Like all hospitals during the height of COVID-19, the intensive care unit at St. Barnabas Hospital Health System in the Bronx was slammed.
"We didn't have a lot early on in terms of what we could do for this virus. I mean, a lot of it was supportive care and our standard, put people on ventilators," Chief of Intensive Care Unit Dr. Christopher Grantham recalls.
But work continued on how to best treat and save lives.
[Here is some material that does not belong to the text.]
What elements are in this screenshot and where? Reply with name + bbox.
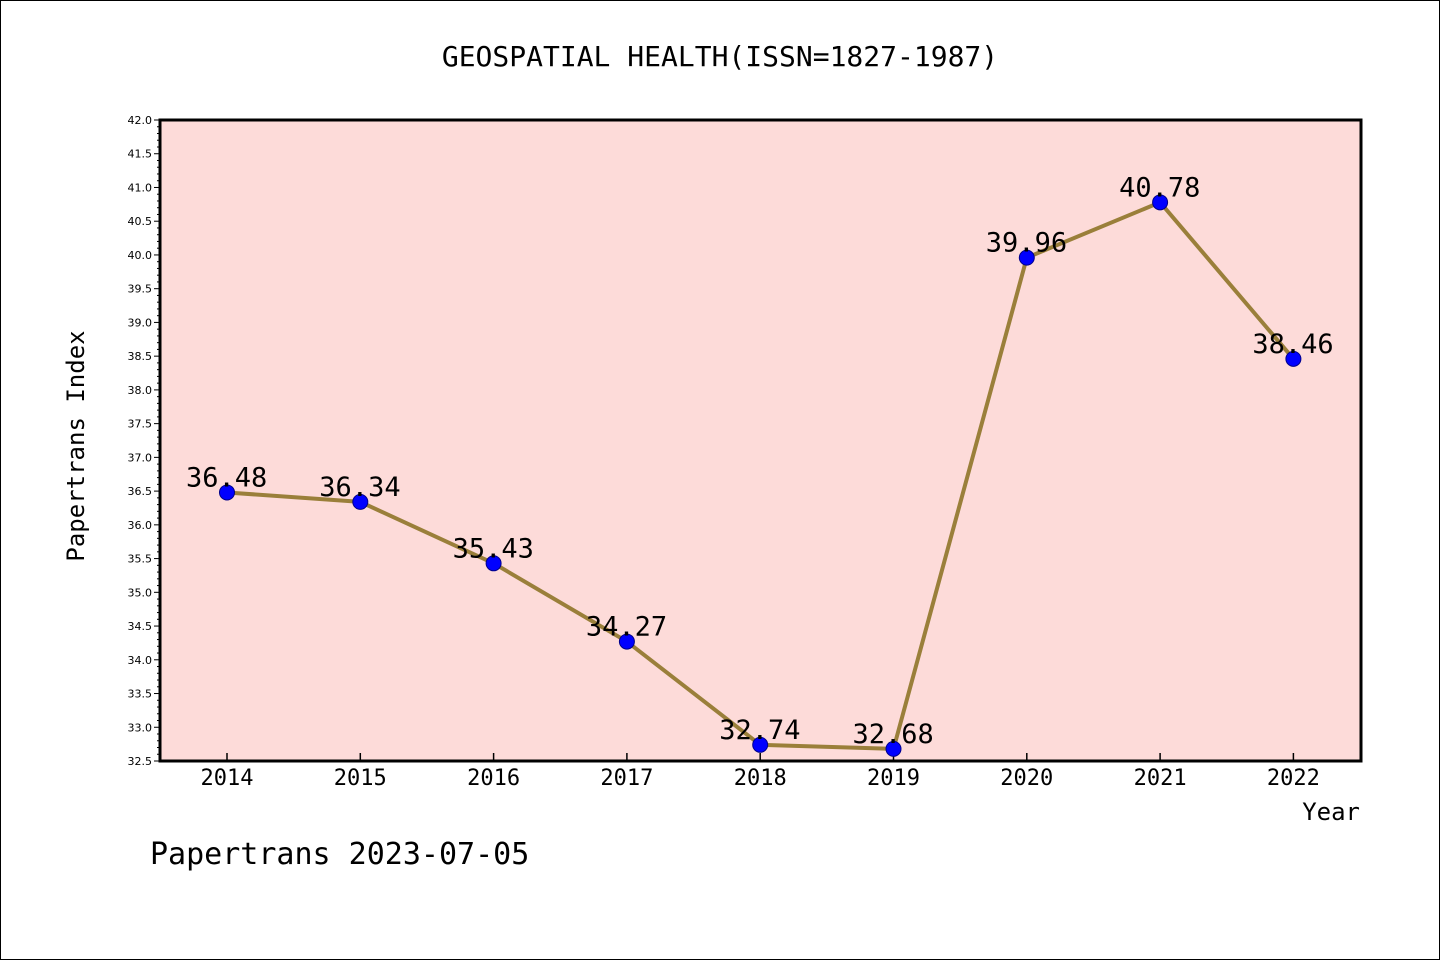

Soon, the hospital had more treatment options both in terms of medications and oxygen delivery to keep people off ventilators.
"We are using C-pap and bipap masks. These are masks that fit kind of snuggly over the face and they'll give a positive pressure, as well as a higher level of oxygen," Grantham explains. "There is one other modality we've used a few times and that's a helmet ventilation, where it's kind of a plastic hood that goes over the patient that'll also have a positive pressure in it."
Techniques at St. Barnabas have also changed.
"We're doing proning with patients, which is basically turning the patient face down, chest down, to improve oxygenation, really. You're allowing the blood to flow to areas that were open in your lung and letting the collapsed portions that were maybe not open enough to kind of now expand," Grantham says.
"We are making some inroads. We are getting more people out than before, but there's still a percentage of people who don't do well with this disease," Grantham says, so he is urging everyone to get vaccinated as soon as they are able.